Perhaps the Trumpkins approving tweets should come as no surprise. After all, the Shoebats and Team Trump have a common enemy: Hillary Clinton.
“Hillary (or should I say, ‘Hitlery’),” the post begins.
“This woman is absolutely evil, a modern day Jezebel,” Ted rages, before copying and pasting from The Christian Post. “The American people cannot vote in this female Hitler!”
And, just like Donald Trump, Shoebat suggested that the Khizr Khan’s speech was carefully crafted by a Clinton operative. In fact, Khan spoke extemporaneously about his son and his frustration with Trump’s proposed policies.
In May, the elder Shoebat announced that he quit air travel two years ago for fear of his planes being taken down by Muslim pilots.
And he believes the Zika virus, which has been linked to encephalopathy in newborns, is God’s punishment for sin, likening its spread to HIV. Both, he suggests, are punishments for a sinful sexual nature.
“God says throughout the Bible that He can only put up with so much. When God gets angry at times He sends His private armies,” Shoebat wrote. “In Joel 1-2 it was locusts and in Isaiah 18:1-6 it was mosquitos. Read the verses.”
And while he’s less focused on the gay agenda than his son, Walid told radio host Joe Miller in March 2015 that Islamic tyranny is just the start of a slippery slope to cannibalism and homosexuality. After Omar Mateen pledged allegiance to ISIS and slaughtered 50 Americans at a gay club in Orlando, Walid Shoebat said that the “only ones moaning over fifty gays slaughtered are liberals, idiots and gay lovers.”
A CNN expose on the elder Shoebat in 2011 found that he rakes in a hefty salary from lecturing and book sales, but that details to back up his self-reported biography are few and far between.
(A 2014 tax return obtained by The Daily Beast for the Forum for Middle East Understanding, Shoebat’s nonprofit, said it brought in a gross income of more than $1.7 million. Shoebat was paid $87,995, it said.)
“CNN reporters in the United States, Israel and the Palestinian territories found no evidence that would support that biography,” the report read.

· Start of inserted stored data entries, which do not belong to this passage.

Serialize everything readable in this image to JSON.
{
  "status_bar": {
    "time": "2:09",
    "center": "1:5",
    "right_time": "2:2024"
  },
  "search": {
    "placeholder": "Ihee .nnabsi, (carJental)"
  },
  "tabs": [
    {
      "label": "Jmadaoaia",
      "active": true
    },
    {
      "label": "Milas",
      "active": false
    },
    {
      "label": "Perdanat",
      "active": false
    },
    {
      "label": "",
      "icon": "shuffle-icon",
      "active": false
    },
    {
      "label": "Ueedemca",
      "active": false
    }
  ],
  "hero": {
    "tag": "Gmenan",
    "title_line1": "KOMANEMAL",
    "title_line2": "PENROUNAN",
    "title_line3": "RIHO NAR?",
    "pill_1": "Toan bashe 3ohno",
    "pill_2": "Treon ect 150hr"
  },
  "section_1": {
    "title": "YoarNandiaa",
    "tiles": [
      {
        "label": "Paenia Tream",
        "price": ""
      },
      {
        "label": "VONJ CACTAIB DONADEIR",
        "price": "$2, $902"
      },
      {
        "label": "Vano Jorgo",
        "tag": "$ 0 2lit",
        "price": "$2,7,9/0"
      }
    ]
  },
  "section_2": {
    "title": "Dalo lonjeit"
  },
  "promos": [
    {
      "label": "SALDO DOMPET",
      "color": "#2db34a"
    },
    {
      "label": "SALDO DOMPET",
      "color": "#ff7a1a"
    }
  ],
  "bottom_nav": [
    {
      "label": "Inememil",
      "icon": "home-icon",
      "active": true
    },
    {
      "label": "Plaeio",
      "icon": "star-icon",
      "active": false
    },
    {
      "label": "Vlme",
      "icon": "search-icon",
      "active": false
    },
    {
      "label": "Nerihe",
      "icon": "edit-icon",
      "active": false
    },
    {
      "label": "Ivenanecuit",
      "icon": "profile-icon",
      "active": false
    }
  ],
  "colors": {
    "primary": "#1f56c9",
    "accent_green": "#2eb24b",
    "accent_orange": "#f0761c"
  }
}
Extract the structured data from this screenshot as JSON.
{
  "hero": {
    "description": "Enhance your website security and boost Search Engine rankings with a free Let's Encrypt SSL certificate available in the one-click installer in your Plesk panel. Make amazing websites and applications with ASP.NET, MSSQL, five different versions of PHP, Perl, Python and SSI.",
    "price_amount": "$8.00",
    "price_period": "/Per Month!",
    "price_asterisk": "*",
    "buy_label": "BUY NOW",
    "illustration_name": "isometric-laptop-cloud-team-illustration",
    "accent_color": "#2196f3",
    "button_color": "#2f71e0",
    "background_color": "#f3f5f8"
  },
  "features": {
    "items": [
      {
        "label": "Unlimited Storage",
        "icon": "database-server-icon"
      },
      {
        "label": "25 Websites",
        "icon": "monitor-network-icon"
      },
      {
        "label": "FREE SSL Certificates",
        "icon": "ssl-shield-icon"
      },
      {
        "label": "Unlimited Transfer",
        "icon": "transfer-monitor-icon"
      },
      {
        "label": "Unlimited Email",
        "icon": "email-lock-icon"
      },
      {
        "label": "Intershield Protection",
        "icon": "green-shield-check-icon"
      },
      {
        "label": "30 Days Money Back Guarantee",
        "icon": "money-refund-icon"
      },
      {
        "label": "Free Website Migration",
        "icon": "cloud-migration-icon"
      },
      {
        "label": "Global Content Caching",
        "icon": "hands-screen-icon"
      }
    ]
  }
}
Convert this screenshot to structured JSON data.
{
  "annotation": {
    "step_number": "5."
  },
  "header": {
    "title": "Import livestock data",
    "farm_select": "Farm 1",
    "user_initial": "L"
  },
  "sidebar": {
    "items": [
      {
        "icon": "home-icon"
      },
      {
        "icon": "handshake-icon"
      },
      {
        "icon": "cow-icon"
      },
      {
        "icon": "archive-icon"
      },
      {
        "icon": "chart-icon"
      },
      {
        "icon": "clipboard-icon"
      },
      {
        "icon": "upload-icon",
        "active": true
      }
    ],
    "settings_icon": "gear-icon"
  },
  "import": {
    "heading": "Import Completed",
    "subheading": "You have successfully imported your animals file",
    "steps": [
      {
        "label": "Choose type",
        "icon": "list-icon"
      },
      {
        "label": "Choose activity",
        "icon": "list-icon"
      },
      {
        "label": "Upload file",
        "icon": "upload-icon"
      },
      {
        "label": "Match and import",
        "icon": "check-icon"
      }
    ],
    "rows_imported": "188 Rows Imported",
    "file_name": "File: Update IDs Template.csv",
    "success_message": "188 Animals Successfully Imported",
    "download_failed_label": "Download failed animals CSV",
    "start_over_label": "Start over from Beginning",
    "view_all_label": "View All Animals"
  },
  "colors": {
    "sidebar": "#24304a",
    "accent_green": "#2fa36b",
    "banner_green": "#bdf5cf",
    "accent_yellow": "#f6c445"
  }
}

(Even Debbie Schlussel—another far-right critic of Islam, who targets many of the same groups as Shoebat—called him a “fake terrorist” and dismissed him as unhinged.)
The CNN reporters found no relatives to confirm his story, and no evidence of a firebombing he had allegedly participated in, nor records from a Jerusalem prison verifying his incarceration. They found inaccuracies in the information he presented at a conference, and sometimes whole organizations have denied publishing research Shoebat attributed to them.
Shoebat responded to the CNN profile on his website, accusing the network of collaborating with the Council on American-Islamic Relations, an advocacy group Shoebat is critical of, “in carrying out this political assassination of Mr. Shoebat.” But he’s never publicly produced proof of any of the improbable claims in his life story.
Shoebat did not respond to a Daily Beast request for comment.